書店を「弱い小売業者」ではなく「ネットワーク」として作り直す
諸外国の書店支援の取組を見ている中で、面白い記事を見つけました。
■モロッコ全土に「より強力で、より近代的な」書店ネットワークを構築する
2018年に設立されたばかりの、モロッコ独立書店協会(ALIM)の書店ネットワーク作りと業界インフラ整備についての長文機構です。ちなみに、この協会の会員数は約45名とのこと。
インタビューで紹介されているALIMの取組を整理すると、大きく4つの柱があります。
①在庫・POS等の管理ソフトウェアの導入
➁Libraires du Marocという在庫共有型プラットフォーム
③アラビア語書誌データベースの構築
④書店認証制度と、それに連動した公的支援
また、書店認証制度も制定されています。業界団体(ALIM)が主導し、政府(文化省)が資金と制度的後ろ盾を提供する官民連携モデル、とのこと。

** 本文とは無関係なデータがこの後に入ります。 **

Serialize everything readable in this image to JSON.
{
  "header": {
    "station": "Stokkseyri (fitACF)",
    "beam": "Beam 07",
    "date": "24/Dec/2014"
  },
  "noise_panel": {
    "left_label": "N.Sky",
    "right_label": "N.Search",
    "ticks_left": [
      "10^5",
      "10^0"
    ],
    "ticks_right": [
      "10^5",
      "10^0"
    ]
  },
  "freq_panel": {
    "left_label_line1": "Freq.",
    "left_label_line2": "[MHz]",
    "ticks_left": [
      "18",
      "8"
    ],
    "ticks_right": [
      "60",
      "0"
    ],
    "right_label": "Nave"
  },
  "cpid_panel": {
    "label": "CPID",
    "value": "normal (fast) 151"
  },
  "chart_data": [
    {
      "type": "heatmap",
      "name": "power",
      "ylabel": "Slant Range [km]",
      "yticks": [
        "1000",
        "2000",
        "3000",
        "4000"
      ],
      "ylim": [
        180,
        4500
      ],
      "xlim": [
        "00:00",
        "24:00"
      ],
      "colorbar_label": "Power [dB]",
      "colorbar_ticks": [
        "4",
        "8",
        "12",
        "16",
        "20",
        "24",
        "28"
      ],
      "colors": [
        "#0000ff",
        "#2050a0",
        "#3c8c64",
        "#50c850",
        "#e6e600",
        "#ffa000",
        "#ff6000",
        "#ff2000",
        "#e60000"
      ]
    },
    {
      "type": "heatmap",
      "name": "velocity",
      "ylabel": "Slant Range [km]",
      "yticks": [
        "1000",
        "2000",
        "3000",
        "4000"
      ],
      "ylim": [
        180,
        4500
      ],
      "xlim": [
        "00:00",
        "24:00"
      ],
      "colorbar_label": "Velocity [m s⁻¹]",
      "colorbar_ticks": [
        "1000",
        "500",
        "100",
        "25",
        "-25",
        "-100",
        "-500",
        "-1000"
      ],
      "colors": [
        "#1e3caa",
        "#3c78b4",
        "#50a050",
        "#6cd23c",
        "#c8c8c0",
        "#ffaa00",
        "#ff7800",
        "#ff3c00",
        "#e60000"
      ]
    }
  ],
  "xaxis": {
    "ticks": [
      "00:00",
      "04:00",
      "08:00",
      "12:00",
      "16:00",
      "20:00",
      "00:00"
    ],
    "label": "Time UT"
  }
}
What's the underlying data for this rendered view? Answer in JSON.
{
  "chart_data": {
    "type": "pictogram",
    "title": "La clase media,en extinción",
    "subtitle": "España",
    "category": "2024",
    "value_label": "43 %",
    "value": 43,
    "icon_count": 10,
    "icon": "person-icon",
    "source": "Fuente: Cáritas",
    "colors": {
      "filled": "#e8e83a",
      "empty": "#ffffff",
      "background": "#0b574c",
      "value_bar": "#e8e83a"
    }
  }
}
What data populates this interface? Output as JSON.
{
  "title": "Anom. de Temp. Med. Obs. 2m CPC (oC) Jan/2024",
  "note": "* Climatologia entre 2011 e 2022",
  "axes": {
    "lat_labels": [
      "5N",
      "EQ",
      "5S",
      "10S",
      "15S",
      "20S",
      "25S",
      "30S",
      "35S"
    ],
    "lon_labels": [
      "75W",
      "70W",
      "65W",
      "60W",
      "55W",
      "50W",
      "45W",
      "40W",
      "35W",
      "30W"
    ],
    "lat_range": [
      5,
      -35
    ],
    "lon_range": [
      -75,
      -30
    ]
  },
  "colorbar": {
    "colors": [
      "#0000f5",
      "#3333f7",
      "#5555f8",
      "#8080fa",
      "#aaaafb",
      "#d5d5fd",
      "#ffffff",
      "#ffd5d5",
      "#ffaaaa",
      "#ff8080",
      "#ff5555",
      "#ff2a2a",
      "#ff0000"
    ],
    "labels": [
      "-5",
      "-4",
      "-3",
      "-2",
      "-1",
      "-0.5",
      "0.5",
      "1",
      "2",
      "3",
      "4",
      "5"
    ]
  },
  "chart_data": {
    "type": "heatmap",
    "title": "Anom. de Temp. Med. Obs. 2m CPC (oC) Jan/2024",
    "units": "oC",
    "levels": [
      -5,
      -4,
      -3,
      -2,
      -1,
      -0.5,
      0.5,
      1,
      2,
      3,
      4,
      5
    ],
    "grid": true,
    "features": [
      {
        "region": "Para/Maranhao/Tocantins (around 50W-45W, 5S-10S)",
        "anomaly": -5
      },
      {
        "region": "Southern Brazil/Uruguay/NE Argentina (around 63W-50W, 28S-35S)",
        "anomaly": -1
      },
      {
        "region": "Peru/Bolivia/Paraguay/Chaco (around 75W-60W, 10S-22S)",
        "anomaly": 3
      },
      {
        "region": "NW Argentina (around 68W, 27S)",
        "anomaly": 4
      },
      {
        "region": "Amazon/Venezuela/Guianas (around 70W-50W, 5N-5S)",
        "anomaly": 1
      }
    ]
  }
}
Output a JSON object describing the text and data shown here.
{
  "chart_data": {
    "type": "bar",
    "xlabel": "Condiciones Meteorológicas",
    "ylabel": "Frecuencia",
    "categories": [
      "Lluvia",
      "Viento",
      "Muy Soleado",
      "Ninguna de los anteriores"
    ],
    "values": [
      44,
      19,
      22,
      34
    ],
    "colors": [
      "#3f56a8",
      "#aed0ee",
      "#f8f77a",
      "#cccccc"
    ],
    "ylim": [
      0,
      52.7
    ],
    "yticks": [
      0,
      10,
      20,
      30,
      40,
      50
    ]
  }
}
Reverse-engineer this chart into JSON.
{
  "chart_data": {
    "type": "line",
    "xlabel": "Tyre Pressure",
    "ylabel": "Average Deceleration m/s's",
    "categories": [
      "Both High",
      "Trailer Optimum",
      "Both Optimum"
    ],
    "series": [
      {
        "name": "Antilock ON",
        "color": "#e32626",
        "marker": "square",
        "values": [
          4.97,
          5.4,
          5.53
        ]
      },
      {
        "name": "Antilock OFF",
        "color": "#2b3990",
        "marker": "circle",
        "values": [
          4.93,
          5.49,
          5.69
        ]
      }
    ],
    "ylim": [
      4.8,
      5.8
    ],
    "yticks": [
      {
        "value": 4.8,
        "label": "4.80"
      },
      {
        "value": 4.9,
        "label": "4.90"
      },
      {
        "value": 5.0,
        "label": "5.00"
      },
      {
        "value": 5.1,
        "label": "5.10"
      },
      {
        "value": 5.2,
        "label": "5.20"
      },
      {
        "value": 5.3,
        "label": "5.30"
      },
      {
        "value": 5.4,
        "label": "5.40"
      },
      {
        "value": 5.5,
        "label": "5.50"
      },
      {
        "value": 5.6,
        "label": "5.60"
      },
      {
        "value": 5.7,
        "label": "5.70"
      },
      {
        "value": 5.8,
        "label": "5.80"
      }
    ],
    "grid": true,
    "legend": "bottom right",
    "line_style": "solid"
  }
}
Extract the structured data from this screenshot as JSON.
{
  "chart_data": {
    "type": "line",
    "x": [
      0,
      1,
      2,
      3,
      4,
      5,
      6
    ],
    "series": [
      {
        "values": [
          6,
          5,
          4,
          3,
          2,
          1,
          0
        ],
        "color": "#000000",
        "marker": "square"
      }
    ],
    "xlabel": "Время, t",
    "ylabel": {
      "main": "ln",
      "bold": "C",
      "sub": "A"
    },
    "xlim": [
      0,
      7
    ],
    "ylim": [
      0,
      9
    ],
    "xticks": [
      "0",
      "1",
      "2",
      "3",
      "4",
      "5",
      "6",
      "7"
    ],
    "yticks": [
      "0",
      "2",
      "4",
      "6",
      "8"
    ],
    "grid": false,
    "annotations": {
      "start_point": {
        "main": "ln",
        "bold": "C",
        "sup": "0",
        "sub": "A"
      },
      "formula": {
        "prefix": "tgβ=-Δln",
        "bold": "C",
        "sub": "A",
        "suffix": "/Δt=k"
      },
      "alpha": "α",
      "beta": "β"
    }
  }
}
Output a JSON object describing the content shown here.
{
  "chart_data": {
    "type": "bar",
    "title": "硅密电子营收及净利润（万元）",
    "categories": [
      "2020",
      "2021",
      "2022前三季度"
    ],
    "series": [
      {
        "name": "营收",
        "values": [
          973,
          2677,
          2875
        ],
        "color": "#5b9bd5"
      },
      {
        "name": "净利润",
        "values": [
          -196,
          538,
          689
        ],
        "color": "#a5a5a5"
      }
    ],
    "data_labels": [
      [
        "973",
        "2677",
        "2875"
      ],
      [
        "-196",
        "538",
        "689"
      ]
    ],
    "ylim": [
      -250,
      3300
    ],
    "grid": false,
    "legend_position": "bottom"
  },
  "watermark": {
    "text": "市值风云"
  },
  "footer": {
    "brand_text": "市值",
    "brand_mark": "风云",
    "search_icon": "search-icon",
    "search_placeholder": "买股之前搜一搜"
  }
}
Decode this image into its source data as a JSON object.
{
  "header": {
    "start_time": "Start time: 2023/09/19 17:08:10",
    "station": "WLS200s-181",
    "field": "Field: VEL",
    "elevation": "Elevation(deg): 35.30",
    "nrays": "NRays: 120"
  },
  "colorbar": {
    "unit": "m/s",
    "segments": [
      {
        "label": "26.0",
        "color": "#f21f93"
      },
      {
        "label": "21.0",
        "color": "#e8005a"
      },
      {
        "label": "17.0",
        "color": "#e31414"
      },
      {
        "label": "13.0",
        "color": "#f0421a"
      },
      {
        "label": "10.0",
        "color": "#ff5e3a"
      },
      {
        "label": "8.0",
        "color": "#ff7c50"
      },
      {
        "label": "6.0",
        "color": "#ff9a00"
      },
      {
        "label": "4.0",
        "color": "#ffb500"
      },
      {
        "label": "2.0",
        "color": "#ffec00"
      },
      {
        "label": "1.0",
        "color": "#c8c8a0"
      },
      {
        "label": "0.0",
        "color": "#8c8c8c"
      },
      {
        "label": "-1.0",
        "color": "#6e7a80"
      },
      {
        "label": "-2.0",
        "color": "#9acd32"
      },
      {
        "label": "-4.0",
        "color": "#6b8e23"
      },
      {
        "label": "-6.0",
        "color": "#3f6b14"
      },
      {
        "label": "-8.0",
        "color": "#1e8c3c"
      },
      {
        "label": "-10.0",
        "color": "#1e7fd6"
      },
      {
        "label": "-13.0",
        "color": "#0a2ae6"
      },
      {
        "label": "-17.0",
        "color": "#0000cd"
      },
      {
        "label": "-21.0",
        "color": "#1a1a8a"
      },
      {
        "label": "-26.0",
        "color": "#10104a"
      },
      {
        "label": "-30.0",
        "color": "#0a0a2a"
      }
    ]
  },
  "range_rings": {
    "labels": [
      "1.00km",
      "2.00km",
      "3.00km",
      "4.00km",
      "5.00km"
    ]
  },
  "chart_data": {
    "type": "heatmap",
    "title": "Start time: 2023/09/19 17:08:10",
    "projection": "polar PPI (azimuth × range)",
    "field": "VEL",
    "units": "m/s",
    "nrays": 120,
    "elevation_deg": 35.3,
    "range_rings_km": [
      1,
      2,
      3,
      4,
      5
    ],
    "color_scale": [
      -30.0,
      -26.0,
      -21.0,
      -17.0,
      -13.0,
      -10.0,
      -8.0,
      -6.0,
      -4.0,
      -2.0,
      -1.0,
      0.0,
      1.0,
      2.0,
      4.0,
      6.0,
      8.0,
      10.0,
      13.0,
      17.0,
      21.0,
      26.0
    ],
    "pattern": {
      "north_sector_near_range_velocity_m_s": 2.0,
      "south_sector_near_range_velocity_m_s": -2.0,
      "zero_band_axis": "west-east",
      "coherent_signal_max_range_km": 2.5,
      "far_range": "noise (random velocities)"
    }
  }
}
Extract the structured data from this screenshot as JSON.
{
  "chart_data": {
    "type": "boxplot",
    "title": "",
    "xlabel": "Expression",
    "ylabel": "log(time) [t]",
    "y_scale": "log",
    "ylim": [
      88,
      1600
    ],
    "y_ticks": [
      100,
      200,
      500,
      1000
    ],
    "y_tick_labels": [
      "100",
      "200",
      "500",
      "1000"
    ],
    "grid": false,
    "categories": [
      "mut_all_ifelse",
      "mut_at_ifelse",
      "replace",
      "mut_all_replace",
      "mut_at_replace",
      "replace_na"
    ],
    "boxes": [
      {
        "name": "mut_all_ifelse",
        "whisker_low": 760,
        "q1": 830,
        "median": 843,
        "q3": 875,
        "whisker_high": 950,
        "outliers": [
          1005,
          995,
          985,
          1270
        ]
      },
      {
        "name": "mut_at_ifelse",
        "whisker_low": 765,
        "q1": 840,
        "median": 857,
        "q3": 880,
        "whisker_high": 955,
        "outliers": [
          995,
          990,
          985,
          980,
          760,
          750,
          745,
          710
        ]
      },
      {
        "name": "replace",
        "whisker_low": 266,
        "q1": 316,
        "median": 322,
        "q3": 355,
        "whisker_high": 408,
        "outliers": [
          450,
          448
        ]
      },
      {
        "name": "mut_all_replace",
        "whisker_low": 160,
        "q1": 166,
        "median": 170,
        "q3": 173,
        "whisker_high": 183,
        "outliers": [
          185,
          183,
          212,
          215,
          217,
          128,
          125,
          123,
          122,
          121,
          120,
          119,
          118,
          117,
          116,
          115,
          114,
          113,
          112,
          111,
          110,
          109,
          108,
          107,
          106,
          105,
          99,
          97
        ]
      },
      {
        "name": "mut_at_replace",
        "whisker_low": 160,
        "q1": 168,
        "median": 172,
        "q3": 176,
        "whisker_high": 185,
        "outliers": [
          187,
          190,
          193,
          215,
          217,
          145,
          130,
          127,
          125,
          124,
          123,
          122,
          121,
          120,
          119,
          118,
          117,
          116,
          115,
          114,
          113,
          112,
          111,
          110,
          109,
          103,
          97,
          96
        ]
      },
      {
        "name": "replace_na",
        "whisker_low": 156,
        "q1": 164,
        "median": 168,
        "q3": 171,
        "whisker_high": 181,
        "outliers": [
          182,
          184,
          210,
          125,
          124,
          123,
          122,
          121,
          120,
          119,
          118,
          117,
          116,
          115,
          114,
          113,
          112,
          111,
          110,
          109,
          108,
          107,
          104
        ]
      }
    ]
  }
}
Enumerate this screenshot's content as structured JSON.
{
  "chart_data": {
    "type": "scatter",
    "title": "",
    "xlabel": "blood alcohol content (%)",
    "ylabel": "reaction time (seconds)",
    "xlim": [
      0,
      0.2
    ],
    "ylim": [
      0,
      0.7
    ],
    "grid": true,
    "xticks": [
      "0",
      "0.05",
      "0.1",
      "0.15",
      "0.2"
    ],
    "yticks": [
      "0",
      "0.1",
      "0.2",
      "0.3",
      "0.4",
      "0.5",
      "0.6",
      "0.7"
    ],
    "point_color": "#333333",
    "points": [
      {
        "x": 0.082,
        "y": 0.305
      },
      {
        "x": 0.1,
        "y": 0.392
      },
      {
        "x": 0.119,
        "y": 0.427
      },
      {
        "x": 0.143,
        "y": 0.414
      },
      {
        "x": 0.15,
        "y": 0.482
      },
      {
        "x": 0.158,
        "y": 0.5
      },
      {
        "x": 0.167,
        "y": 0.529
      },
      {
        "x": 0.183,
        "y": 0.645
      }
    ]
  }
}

書店同士の在庫をつなぐ。書誌データベースを作る。店舗管理をデジタル化する。その仕組みに参加し、文化拠点として活動する書店を認証し、そこへ公的資金を入れる。
まだ整備途上の仕組みではありますが、個々の書店を単発で支援するのではなく、国の書店網そのものを一つのインフラとして強くしようとしているところが興味深いです。
それぞれの取組を見てみます。
「Libraires du Maroc」という共同プラットフォーム
現在17書店が参加している「Libraires du Maroc」は、読者が本を検索し、近隣のどの書店に在庫があるか確認して注文につなげるためのプラットフォームです。
A書店になくても、近くのB書店にはある。
一店舗ずつでは限られた在庫しか持てませんが、複数の書店をネットワークとして見ることで、地域全体で一つの大きな棚を作ることを目指しています。
ただし、仕組みが完成しているわけではありません。現在、日々の在庫更新まで積極的に行えている書店はまだ一部にとどまり、在庫データをいかに正確かつ継続的に更新するかは大きな課題になっています。
日本でも「書店在庫情報プロジェクト」という取組があり、業界をあげて書店在庫情報の開示に取り組んでいます。
POS、在庫、Webまで一緒に整える
「在庫更新が課題」と書きましたが、「共通サイトを作ったので、あとは各書店で使ってください」で終わらせていないところも興味深い点です。
ALIMはベルギー系IT企業Elesoftと組み、加盟書店への店舗管理ソフト、データベース、Webサイト導入を進めています。店舗側には技術支援だけでなく研修も実施しているとのこと。
目的はECサイトを作ることではなく、在庫管理、発注、顧客管理、Webでの情報発信まで含めて書店業務そのものをデジタル化することです。
共通在庫検索を作るには、まず各店舗に信頼できる在庫データを持ってもらう事が重要です。この店舗DXから一緒に取り組んでいるところは一つのポイントでしょう。